In the Supreme Court case Taylor v. Beckham (1900), which was the Court case for the assassination of William Goebel, Kentucky's Governor, and the only Governor in the US to ever be assassinated, the US Supreme Court did not take up the issue of whether or not the government owns the buildings in which they occupy, and I'm not sure if this has been figured out. If not, then that means, until a Supreme Court decision comes down to reverse Taylor v. Beckham (1900), then we the students own the whole school.
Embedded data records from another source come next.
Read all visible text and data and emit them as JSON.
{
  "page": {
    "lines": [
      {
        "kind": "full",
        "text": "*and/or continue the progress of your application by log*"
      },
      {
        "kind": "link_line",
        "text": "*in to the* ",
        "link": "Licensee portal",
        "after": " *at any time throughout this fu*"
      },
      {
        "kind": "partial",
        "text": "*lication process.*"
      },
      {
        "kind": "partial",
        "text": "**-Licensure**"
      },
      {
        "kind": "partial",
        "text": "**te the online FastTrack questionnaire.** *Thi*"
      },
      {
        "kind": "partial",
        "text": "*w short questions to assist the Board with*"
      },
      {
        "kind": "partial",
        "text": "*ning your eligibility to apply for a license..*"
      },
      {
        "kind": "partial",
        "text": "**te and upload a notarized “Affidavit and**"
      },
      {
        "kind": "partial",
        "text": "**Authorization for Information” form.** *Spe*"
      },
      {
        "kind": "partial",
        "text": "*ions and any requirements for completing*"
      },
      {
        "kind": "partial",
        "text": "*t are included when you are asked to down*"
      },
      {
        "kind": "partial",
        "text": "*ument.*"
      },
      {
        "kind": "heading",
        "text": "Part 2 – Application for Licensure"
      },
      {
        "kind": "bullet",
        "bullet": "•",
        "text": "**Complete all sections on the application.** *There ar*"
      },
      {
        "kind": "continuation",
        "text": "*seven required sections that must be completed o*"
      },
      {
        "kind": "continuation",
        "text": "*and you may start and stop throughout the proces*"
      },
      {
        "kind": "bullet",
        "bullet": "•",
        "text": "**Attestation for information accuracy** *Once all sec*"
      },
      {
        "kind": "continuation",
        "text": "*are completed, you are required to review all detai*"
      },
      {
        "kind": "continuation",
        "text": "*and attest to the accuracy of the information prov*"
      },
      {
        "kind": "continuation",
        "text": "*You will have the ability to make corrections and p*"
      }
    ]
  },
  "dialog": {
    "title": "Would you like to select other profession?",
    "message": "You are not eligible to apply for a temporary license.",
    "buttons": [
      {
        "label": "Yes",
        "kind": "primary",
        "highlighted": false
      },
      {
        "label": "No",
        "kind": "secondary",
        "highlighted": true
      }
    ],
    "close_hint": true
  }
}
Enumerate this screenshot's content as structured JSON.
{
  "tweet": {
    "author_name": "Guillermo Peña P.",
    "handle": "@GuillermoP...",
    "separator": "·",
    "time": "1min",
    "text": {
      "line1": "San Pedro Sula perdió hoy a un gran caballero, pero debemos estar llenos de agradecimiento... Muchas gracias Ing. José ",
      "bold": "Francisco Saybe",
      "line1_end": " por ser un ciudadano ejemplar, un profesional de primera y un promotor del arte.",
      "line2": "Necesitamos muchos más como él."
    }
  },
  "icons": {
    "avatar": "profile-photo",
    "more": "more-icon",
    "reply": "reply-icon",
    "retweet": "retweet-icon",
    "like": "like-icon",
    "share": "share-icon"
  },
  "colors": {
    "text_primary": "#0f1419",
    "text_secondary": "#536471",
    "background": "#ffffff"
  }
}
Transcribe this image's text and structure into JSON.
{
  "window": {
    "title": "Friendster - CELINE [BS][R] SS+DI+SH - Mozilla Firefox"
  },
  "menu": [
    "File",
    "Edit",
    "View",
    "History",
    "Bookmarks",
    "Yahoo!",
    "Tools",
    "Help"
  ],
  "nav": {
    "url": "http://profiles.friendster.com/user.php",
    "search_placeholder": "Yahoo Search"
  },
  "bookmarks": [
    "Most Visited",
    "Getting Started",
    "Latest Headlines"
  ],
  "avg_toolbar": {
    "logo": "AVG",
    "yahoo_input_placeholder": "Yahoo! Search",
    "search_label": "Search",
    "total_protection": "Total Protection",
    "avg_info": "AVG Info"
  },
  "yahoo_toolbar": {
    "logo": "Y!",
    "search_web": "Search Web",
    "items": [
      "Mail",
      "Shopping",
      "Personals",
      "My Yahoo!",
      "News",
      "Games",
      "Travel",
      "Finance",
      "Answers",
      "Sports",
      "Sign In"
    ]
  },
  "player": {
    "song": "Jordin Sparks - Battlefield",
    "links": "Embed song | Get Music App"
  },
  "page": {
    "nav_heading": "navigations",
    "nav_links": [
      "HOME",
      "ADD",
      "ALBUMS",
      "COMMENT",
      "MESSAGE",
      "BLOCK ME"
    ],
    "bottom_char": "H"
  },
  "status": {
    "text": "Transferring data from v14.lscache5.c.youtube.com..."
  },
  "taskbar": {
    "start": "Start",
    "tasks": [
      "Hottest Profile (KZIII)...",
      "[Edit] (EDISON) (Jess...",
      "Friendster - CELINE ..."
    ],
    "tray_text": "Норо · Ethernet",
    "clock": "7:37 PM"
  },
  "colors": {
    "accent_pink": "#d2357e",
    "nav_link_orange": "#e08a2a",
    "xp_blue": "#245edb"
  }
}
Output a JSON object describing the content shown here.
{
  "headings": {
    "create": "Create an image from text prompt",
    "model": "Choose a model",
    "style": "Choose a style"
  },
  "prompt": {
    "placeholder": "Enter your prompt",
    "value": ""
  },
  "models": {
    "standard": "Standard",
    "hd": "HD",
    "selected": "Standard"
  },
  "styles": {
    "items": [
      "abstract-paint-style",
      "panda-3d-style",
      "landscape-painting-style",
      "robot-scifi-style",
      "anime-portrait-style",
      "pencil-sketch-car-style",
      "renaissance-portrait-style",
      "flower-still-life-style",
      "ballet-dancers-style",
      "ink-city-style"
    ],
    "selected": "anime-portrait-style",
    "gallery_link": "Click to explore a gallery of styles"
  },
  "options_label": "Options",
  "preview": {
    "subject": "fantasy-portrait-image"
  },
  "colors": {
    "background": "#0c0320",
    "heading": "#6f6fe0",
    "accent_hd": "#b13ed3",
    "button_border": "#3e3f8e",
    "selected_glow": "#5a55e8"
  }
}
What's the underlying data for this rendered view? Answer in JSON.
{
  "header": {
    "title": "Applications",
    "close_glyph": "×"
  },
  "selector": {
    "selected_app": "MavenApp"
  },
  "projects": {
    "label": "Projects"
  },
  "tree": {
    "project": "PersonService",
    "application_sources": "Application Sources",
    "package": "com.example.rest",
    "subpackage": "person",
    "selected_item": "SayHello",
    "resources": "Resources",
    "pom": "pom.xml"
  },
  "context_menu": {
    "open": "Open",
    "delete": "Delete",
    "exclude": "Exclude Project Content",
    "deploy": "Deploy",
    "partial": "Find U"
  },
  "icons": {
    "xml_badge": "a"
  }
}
Also the newly Revised 1977 U of L SGA Constitution, which has gotten lots of praise recently, doesn't have many of the basic safeguards for a democracy. While they have runoff elections, they don't use the IRV system, which is easier, and only takes one vote, and it ranks the candidates, which encourages more candidates to run for office, and it doesn't tax anybody for voting for who they believe in. If that person doesn't get the required votes, then their second place pick will their vote. It offers more choices, makes voting go by in one round, and encourages as many candidates, and slates, to run for office as possible. Also the democratic issues of Referendum, Recall, and Initiative aren't codified. Plus, the Senate is just a unicameral body, with no quotas for People of Color, or Women. It needs to be Bicameral, and it needs more women and colored folks.
Because of these reasons, and more, the words in U of L's SGA Constitution needs to be looked at closer, or else rewritten entirely.